MIUT 2016 (Portugal)


Peut être un peu trop confiant d’un point de vu logistique , je décide de n’arriver sur Madère que la veille de la course mais ce n’est sans compter sur les aléas des transports aériens. Sans le savoir je débute alors un premier ultra pour rallier Marseille a Funchal: avion en surbooking, puis tempête sur Madère m’obligent à passer par Paris  puis passer une nuit blanche a Lisbonne en transit pour attendre un autre vol pour Madère le vendredi. Arrivée a Funchal un peu avant 11h, je suis alors rassuré une fois mon dossard entre les mains sachant que j’ai longtemps cru ne jamais pouvoir prendre le départ. Apres un dernier repas enfin correct et riche en glucide, j’essaye d’oublier ce voyage où je n’ai ni dormi ni put m’alimenter correctement. L’objectif est alors de faire une grosse sieste le vendredi après midi et se mettre dans l’ambiance de la course. J’arrive à dormir 4h, puis fini de préparer mon sac pour affronter ces 115km.
21h30, je monte dans le bus qui nous transporte jusqu’a la ligne de départ à l’autre bout de l’ile et profite de redormir une petite heure dans le bus tout en prenant un peu de temps pour me mettre en tête ma course, les temps de passage, les passages délicats, me rappeler mes objectifs, à savoir un top 30 en 18h, même si rien n’est écrit d’avance sur un ultra. Arrivée sur place je retrouve mon ami Sébastien  Nain afin de partager cette dernière heure d’avant course ensemble. Le temps nous semble long assis par terre le long d’un trottoir, au frais, mais nous en profitons pour valider nos stratégies de courses: partir cool, faire passer la nuit pour tenter d’accélérer en journée. Cette longue attente me permet de vraiment rentrer mentalement dans ma course et ne plus penser au manque de sommeil et de calories qui pourraient se faire ressentir dans quelques heures. Je me fais alors un point d’honneur à chasser définitivement cette pensée de ma tête  car je sais que cela pourrait devenir un motif d’abandon facile en cas de coup de moins bien.
Minuit, le départ est donné sur une musique de « clubber », surement pour nous booster. Cela fonctionne car les élites partent très fort malgré la pente a plus de 20%. Je me cale dans les 40 premiers et suis agréablement surpris d’avoir de bonnes sensations. A la moitié de la première difficulté  (1000D+ en 4 km dans la boue), je retrouve Sébastien et finissons l’ascension ensemble en nous rappelant mutuellement de rester en dedans pour ne pas puiser dans les réserves. Un premier ravito nous fait basculer sur la première descente ou Seb s’envole.

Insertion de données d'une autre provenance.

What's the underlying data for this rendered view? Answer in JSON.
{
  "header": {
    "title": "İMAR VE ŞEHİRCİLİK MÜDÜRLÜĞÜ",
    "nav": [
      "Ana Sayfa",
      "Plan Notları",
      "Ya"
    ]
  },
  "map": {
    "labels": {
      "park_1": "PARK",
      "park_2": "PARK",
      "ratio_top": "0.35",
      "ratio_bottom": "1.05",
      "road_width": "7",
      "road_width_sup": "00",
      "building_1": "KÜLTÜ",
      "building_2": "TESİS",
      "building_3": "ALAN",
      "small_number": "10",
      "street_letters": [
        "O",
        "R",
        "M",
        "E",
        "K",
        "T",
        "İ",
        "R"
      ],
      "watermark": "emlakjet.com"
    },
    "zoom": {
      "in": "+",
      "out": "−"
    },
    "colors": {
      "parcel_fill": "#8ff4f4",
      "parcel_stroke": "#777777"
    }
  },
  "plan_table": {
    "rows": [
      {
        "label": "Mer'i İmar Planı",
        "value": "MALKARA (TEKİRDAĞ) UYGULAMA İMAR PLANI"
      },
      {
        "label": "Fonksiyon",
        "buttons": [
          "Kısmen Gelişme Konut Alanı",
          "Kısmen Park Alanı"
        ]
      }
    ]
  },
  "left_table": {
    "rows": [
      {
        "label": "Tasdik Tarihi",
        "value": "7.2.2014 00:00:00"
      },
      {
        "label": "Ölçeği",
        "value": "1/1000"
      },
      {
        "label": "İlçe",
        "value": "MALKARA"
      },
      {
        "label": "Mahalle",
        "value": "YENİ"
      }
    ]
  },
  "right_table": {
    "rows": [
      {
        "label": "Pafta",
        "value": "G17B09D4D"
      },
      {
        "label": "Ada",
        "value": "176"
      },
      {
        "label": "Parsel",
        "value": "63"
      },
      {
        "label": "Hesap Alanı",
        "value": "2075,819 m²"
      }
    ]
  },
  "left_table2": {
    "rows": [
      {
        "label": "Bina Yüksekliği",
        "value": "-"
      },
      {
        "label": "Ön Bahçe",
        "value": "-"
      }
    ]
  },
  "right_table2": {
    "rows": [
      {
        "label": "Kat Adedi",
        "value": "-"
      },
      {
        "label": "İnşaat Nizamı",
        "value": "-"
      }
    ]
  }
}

N’étant pas bon descendeur, je décide de ne pas suivre, il faut rester prudent surtout que pour l’instant je suis bien et dans mes temps. La descente ne nous ménage guère: de la boues, des racines, une forte pente, des marches. Il faut des cuisses solides et des appuis de cabris pour ne pas subir. Je me tords « gentiment » la cheville droite à trois reprises mais rien de grave, juste faire attention à ne pas marquer trop les appuis incertains coté pied droit afin de ne pas se là tordre vraiment.
S’en suit alors une nouvelle grosse bosse que je gère dans mon rythme en affrontant un climat assez changeant selon l’altitude et les versant des massifs : alternance de pluie, fraicheur, bruine, pleine lune….cela occupe l’esprit.

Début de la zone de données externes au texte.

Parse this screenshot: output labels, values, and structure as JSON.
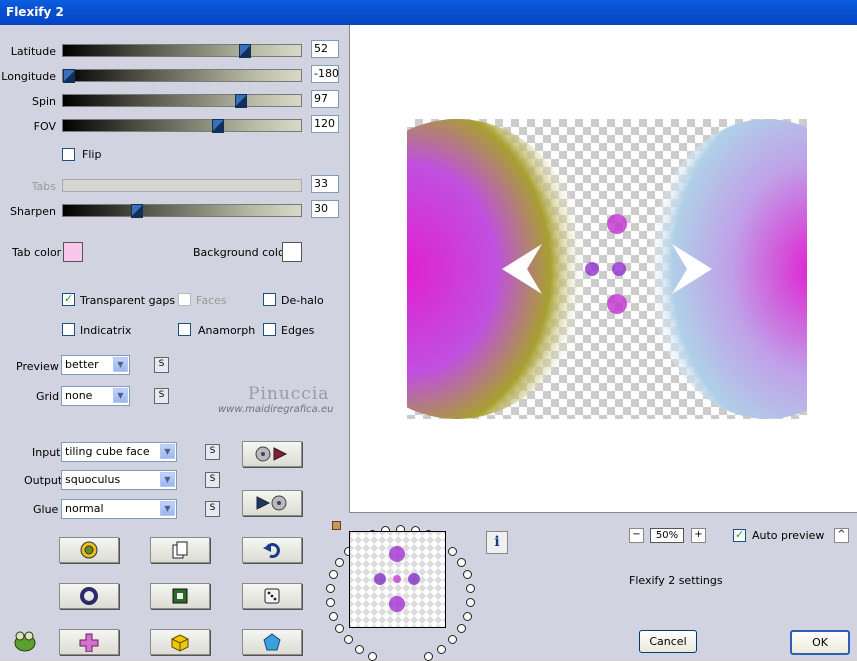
{
  "window": {
    "title": "Flexify 2"
  },
  "sliders": [
    {
      "label": "Latitude",
      "value": "52",
      "fraction": 0.78,
      "disabled": false
    },
    {
      "label": "Longitude",
      "value": "-180",
      "fraction": 0.0,
      "disabled": false
    },
    {
      "label": "Spin",
      "value": "97",
      "fraction": 0.76,
      "disabled": false
    },
    {
      "label": "FOV",
      "value": "120",
      "fraction": 0.66,
      "disabled": false
    },
    {
      "label": "Tabs",
      "value": "33",
      "fraction": 0.33,
      "disabled": true
    },
    {
      "label": "Sharpen",
      "value": "30",
      "fraction": 0.3,
      "disabled": false
    }
  ],
  "flip": {
    "label": "Flip",
    "checked": false
  },
  "colors": {
    "tab_color_label": "Tab color",
    "tab_color": "#f8c8ec",
    "background_color_label": "Background color",
    "background_color": "#ffffff"
  },
  "options": {
    "transparent_gaps": {
      "label": "Transparent gaps",
      "checked": true
    },
    "faces": {
      "label": "Faces",
      "checked": false,
      "disabled": true
    },
    "de_halo": {
      "label": "De-halo",
      "checked": false
    },
    "indicatrix": {
      "label": "Indicatrix",
      "checked": false
    },
    "anamorph": {
      "label": "Anamorph",
      "checked": false
    },
    "edges": {
      "label": "Edges",
      "checked": false
    }
  },
  "dropdowns": {
    "preview": {
      "label": "Preview",
      "value": "better"
    },
    "grid": {
      "label": "Grid",
      "value": "none"
    },
    "input": {
      "label": "Input",
      "value": "tiling cube face"
    },
    "output": {
      "label": "Output",
      "value": "squoculus"
    },
    "glue": {
      "label": "Glue",
      "value": "normal"
    }
  },
  "s_label": "S",
  "watermark": {
    "name": "Pinuccia",
    "site": "www.maidiregrafica.eu"
  },
  "icons": {
    "to_input": "disc-arrow-icon",
    "to_output": "arrow-disc-icon",
    "randomize": "flower-icon",
    "copy": "pages-icon",
    "undo": "undo-arrow-icon",
    "ring": "ring-icon",
    "frame": "square-frame-icon",
    "dice": "dice-icon",
    "cross": "cross-shape-icon",
    "cube": "cube-icon",
    "pentagon": "pentagon-icon",
    "info": "info-icon",
    "logo": "frog-logo-icon"
  },
  "info_label": "i",
  "zoom": {
    "minus": "−",
    "value": "50%",
    "plus": "+"
  },
  "auto_preview": {
    "label": "Auto preview",
    "checked": true
  },
  "caret_label": "^",
  "settings_label": "Flexify 2 settings",
  "buttons": {
    "cancel": "Cancel",
    "ok": "OK"
  },
  "check_glyph": "✓",
  "dropdown_arrow": "▼"
}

Nous sommes alors en direction du ravito du 45ieme km quand j’aperçois Seb dans la montée. Avant même de lui adresser la parole je vois qu’il n’est pas bien. Il m’explique alors qu’il a chuté dans la descente et ne peut plu courir. J’échange avec lui mais comprend que c’est la fin de l’aventure. Triste pour lui, qui avait si bien préparé sa course pour viser un top 10, cela me motive d’autant plus pour aller au bout quoi qu’il arrive pour sauver l’honneur des traileurs provençaux.

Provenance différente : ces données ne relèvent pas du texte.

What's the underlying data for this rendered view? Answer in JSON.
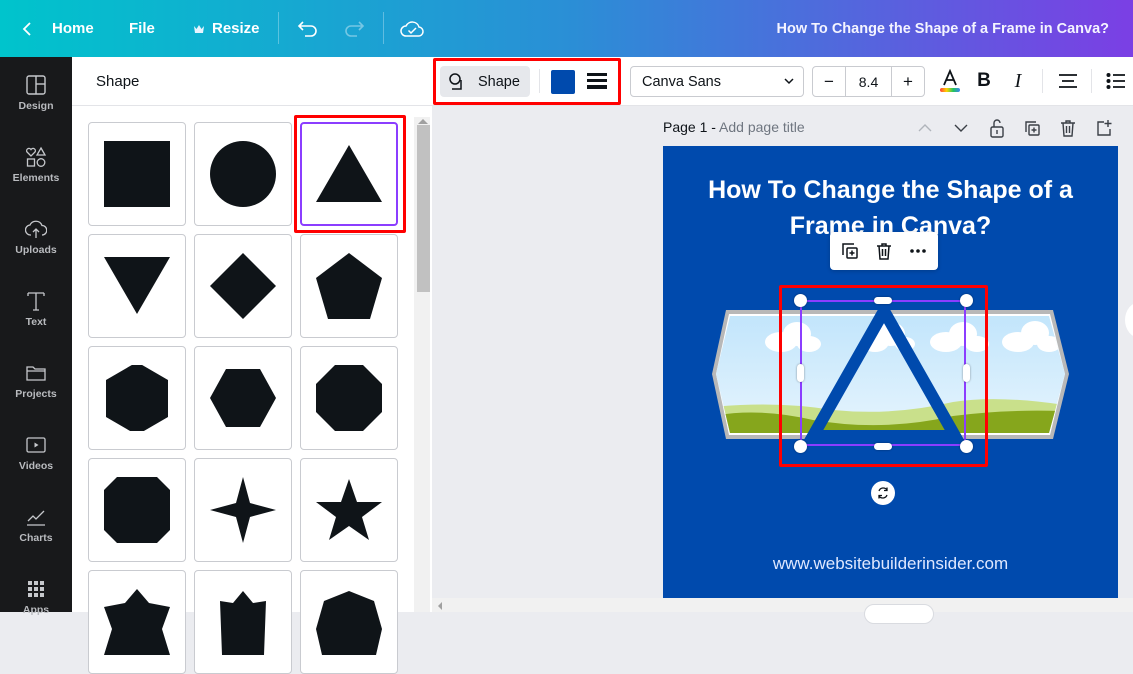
{
  "topbar": {
    "home_label": "Home",
    "file_label": "File",
    "resize_label": "Resize",
    "document_title": "How To Change the Shape of a Frame in Canva?"
  },
  "sidebar": {
    "items": [
      {
        "label": "Design",
        "icon": "layout-icon"
      },
      {
        "label": "Elements",
        "icon": "shapes-icon"
      },
      {
        "label": "Uploads",
        "icon": "cloud-upload-icon"
      },
      {
        "label": "Text",
        "icon": "text-icon"
      },
      {
        "label": "Projects",
        "icon": "folder-icon"
      },
      {
        "label": "Videos",
        "icon": "video-icon"
      },
      {
        "label": "Charts",
        "icon": "chart-line-icon"
      },
      {
        "label": "Apps",
        "icon": "grid-icon"
      }
    ]
  },
  "panel": {
    "title": "Shape",
    "shapes": [
      "square",
      "circle",
      "triangle",
      "inverted-triangle",
      "diamond",
      "pentagon",
      "hexagon",
      "hexagon-horizontal",
      "octagon",
      "rounded-octagon",
      "four-point-star",
      "five-point-star",
      "star-partial",
      "crown-partial",
      "heptagon-partial"
    ],
    "selected_shape": "triangle"
  },
  "toolbar": {
    "shape_label": "Shape",
    "fill_color": "#004aad",
    "font_name": "Canva Sans",
    "font_size": "8.4",
    "minus_label": "−",
    "plus_label": "+"
  },
  "page": {
    "label": "Page 1 - ",
    "title_placeholder": "Add page title"
  },
  "canvas": {
    "title": "How To Change the Shape of a Frame in Canva?",
    "url": "www.websitebuilderinsider.com",
    "background_color": "#004aad",
    "selection_color": "#8b3dff",
    "highlight_color": "#ff0000"
  }
}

Le jour commence à se lever et je suis toujours surpris de ne pas avoir de coup de barre même si je commence à parler seul dans les chemins, preuve que j’ai basculé dans ma bulle, isolé du monde extérieur. Nous passons alors un passage mythique de ce parcours le long d’une conduite forcée ou il faut quasi poser les mains pour monter. La fatigue générale commence alors a se faire ressentir et il faut se faire violence pour relancer en courant des que la pente diminue. Heureusement cet exercice reste encore assez rare vu la difficulté du parcours sachant que nous avons 3500D+ en seulement 45Km.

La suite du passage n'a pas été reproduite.